Je ne dis pas que c'est plausible ou souhaitable, mais c'est possible.

Certains jugent que la gauche européenne n'est plus suffisamment à gauche ?

Certes, la gauche a privatisé et dérégulé mais il s'agissait de mettre fin à des monstres non pertinents. Qui soutiendrait aujourd'hui que Renault doit rester publique ? En revanche, la gauche n'a pas assez pensé les nouvelles formes de solidarité, notamment l'accès à l'éducation où se joue l'essentiel de la lutte contre les inégalités sur toute la planète.

Que pensez-vous de l'impasse dans laquelle se trouve l'Union européenne ?

L'Union est très en avance par rapport aux autres tentatives d'intégration régionale, comme l'Alena, le Mercosur ou l'Asean. Elle a su faire le saut technologique du pouvoir supranational, mais il n'y a toujours pas de légitimité supranationale. Cela fait plusieurs décennies que l'on frotte le silex institutionnel et que le feu démocratique ne prend pas. C'est un problème pour l'Europe mais aussi pour les autres continents qui, eux aussi, vont buter sur ce plafond démocratique si l'Europe politique échoue. Mais je ne pense pas que cela soit irrémédiable. Il nous faut mieux comprendre les enjeux d'identité, de sentiment d'appartenance, de culture et de civilisation qui ont été négligés jusqu'à présent. Trop de juristes et d'économistes, pas assez d'anthropologues ou de sociologues.

Michel Rocard estime que les Européens ont voté à droite, car ils ont renoncé à s'enrichir par le travail et misent sur les revenus de leur capital.

Non. C'est du fatalisme. Les électeurs ont voté à droite parce qu'ils sont inquiets et que la droite dit qu'elle protège mieux, tout en n'hésitant pas à emprunter de nombreux instruments à la gauche. Mais le facteur principal, c'est l'absence d'une alternative fondée sur la critique et le dépassement du système. Je pense qu'il y a dans le capitalisme de marché des inégalités inhérentes, intrinsèques, qu'il faut contester à la racine. Peu d'Occidentaux le font. Amartya Sen y travaille. Ce n'est pas étonnant.
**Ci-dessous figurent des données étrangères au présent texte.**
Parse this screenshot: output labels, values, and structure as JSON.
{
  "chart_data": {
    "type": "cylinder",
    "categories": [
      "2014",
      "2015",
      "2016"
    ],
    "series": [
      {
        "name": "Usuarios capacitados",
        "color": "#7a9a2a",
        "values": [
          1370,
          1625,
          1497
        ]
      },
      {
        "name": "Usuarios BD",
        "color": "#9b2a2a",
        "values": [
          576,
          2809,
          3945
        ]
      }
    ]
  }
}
Sur l'échelle économie-anthropologie, la pensée indienne ou chinoise du bonheur est beaucoup moins matérialiste et étriquée que la pensée occidentale. De même, les Africains ont une conception des groupes humains et du rapport à la nature beaucoup plus riche et subtile que la nôtre. C'est pour cela que, au-delà de la limite écologique du capitalisme, désormais bien connue, il faut réfléchir à la limite anthropologique du capitalisme de marché. Fondamentalement, celui-ci met une pression trop forte sur l'individu.

La commission Stiglitz-Sen mise en place par Nicolas Sarkozy sur d'autres critères de valeurs que le PIB est donc une bonne chose ?

Il est évident que la comptabilité nationale de l'après-guerre est dépassée. Jacques Delors et d'autres travaillaient sur les indicateurs sociaux il y a trente ans. Mais il ne sera pas facile d'établir le contenu d'un Bonheur national brut ni de bouleverser la machinerie statistique mondiale.

Comment réagissez-vous à la polémique sur les bonus ?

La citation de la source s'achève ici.